Libya’s National Oil Corporation (NOC) agreed last month for BP to begin drilling for and producing natural gas in a major project off the north African country’s coast.
The UK corporation, whose board of directors includes former MI6 chief Sir John Sawers, controls exploration areas in Libya nearly three times the size of Wales.
For a long time, British officials have sought to profit from oil in Libya, which contains 48 billion barrels of reserves–the largest oil resources in Africa, accounting for 3% of the world total.
BP is one of the few international oil and gas companies with exploration and production permits in Libya. Muammar Gaddafi nationalized its assets in Libya shortly after seizing power in a 1969 coup that called into question the entire British position in the country and region.
Following years of tensions between the two countries, Prime Minister Tony Blair met Gaddafi in 2004 and struck the so-called “Deal in the Desert,” which included a $900 million exploration and production agreement between BP and Libya’s NOC.

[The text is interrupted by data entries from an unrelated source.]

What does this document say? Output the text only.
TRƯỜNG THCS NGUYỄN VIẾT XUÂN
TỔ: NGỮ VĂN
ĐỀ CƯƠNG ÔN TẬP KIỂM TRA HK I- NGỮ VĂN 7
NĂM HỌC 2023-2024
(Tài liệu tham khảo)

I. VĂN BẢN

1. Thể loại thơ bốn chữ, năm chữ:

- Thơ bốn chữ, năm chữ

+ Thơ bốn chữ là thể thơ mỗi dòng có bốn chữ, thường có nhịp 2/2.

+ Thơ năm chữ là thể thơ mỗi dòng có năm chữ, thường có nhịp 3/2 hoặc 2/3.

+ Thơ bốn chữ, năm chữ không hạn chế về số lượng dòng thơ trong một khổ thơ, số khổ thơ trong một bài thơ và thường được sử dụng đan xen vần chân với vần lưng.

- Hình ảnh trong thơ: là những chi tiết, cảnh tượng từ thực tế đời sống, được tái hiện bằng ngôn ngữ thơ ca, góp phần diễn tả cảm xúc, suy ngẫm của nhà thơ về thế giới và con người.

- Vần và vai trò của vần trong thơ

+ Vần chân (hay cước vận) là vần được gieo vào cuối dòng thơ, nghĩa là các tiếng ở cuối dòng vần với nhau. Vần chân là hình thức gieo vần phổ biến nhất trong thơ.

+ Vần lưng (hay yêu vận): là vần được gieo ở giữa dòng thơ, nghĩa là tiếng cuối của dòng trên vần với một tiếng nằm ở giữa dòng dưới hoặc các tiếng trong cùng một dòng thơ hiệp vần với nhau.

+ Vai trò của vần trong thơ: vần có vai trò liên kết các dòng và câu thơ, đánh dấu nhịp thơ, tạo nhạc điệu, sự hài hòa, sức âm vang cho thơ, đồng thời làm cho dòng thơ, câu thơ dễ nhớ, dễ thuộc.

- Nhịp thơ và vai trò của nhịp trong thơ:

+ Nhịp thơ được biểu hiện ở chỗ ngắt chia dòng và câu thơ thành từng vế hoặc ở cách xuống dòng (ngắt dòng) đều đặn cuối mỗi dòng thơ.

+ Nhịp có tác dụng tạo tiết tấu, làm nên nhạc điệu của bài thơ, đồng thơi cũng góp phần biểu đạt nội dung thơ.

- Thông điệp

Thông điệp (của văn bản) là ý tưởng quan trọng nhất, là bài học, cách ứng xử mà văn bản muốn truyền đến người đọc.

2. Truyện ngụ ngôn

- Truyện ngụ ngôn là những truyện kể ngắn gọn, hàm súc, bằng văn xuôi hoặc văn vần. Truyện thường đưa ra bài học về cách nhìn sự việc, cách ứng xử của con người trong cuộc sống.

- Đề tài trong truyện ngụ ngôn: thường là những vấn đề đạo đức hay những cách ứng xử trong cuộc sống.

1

BP re-entered the country in 2007, but its operations were halted by the 2011 NATO-backed aggression on the country, resulting in ousting Gaddafi and later killing him.
BP operations resumed after the signing of a memorandum of understanding in 2018 between the NOC and Eni, the Italian oil major, to resume exploration, with Eni as the oil field operator. BP CEO Bob Dudley hailed the agreement as an important step “toward returning to our work in Libya.”
The $8 billion BP-ENI project includes two exploration areas, one onshore in the Ghadames basin and one offshore in the Sirte basin, totaling approximately 54,000 km2. The Sirte basin concession alone encompasses an area larger than Belgium.
The UK’s other oil major, Shell, is also “preparing to return as a major player” in Libya, according to its statement in a confidential document. After putting its Libyan operations on hold in 2012, the corporation is now planning to explore new oil and gas fields in several blocks.
In September of last year, a third British company, Petrofac, which provides engineering services to oil operations, was awarded a $100 million contract to help develop the Erawin oil field in Libya’s deep southwest.
Petrofac was at the time under investigation for bribery by the UK’s Serious Fraud Office (SFO). One of its executives, global head of sales David Lufkin, had already pleaded guilty in 2019 to 11 counts of bribery.
The SFO convicted and fined Petrofac on seven counts of bribery between 2011 and 2017 in the month following the award of the Libya contract.